This is the third part of a series begun in the April 1999 issue of Linux Gazette.
[see: Compiler Construction Tools, Part I ]. Part II, giving detailed installation instructions for JFlex and CUP appears in this same issue.
This particular example is a modified version of the calculator example shown in the CUP manual. In particular, the companion JFlex specification file is included. Further, that file and the associated CUP specification file are commented extensively. The calculator example is the traditional first example to display the use of tools in the lex/yacc family. We are currently working on a project that would comprise a deeper example - an initialization language for a fuzzy logic engine to be used for decision making applications. If there is sufficient interest expressed in that longer term project, we will prepare an article for this or another venue.
The lexical specification file for JFlex is broken up into three sections. Each of these sections are separated by %%.
User Code Section
%%
Options and Declarations Section
%%
Lexical Rules Section
import java_cup.runtime.*;
import sym;
In our example, the sym class is generated (along with the parser) by CUP.
%class Lexer
%line
%column
%cup
The first option, class Lexer, tells JFlex to name the generated class Lexer and to write the code to a file called Lexer.java. The line option turns on line counting letting you access the current line number of the input with the variable yyline. The column option does a similar thing except it is for the current column number with the variable yycolumn. The last option, cup, puts JFlex into a mode that will make it compatible with a CUP generated parser, which is what we are using.

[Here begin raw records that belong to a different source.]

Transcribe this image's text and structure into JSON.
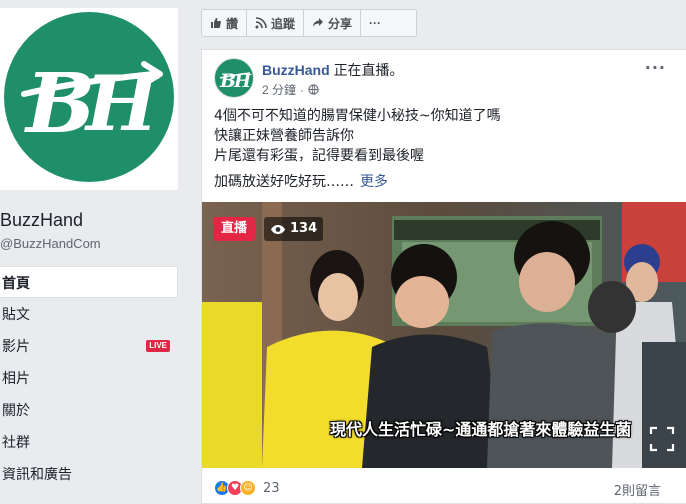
{
  "page": {
    "name": "BuzzHand",
    "handle": "@BuzzHandCom",
    "logo_text": "BH",
    "brand_color": "#1f8f6a"
  },
  "nav": {
    "items": [
      {
        "label": "首頁",
        "active": true
      },
      {
        "label": "貼文"
      },
      {
        "label": "影片",
        "badge": "LIVE"
      },
      {
        "label": "相片"
      },
      {
        "label": "關於"
      },
      {
        "label": "社群"
      },
      {
        "label": "資訊和廣告"
      }
    ]
  },
  "actions": {
    "like": "讚",
    "follow": "追蹤",
    "share": "分享",
    "more": "···"
  },
  "post": {
    "author": "BuzzHand",
    "status": "正在直播。",
    "time": "2 分鐘",
    "privacy_icon": "globe-icon",
    "more": "···",
    "lines": [
      "4個不可不知道的腸胃保健小秘技~你知道了嗎",
      "快讓正妹營養師告訴你",
      "片尾還有彩蛋，記得要看到最後喔"
    ],
    "extra_line": "加碼放送好吃好玩……",
    "more_link": "更多"
  },
  "video": {
    "live_label": "直播",
    "viewer_count": "134",
    "subtitle": "現代人生活忙碌~通通都搶著來體驗益生菌"
  },
  "reactions": {
    "count": "23",
    "comments": "2則留言",
    "types": [
      "like",
      "love",
      "haha"
    ]
  },
  "colors": {
    "accent": "#365899",
    "live": "#e42645",
    "background": "#e9ebee"
  }
}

You next can declare member variables and functions for use inside the scanner. The code that can be added is Java code and is placed between %{ and %}. It will be copied into the generated lexer class source. For our lexical specification two member functions will be declared. These functions create java_cup.runtime.Symbol objects. The first one just contains position information of the current token. The second contains this information as well as the value of the token. A link to this declaration is below.
The last part of this section contains macro declarations. Macros are used as abbreviations for regular expressions. A macro declaration consists of a macro identifier followed by = and then the regular expression that it represents. A link to the macro declarations used in our lexical specification follows. A link is also supplied below that contains a list of what can be used to create a regular expression and what each item in that list means.

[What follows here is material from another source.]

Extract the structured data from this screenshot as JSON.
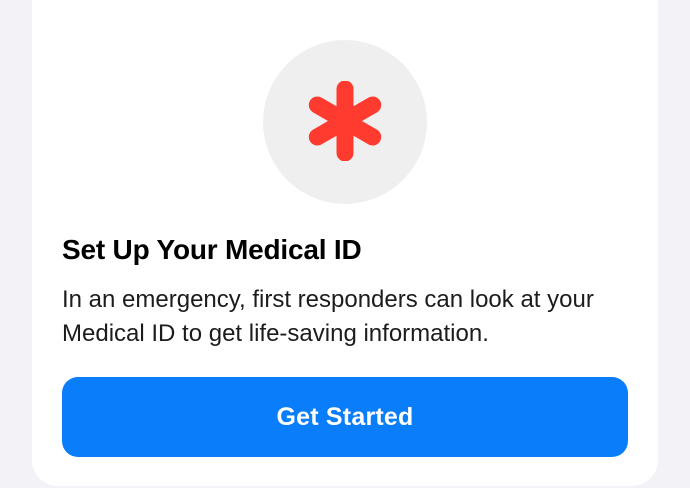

List of what can be used in Creating Regular Expressions
"to"
[a-z]*
Actions can then be attached to each regular expression that the scanner can activate when it matches that regular expression. The actions for each regular expression are just Java code fragments that you can write. Actions that you might want to use could be printing something out or returning the token that the scanner just found to the parser. Example code that prints the token found by the scanner and returns it to the parser could be done as in the following.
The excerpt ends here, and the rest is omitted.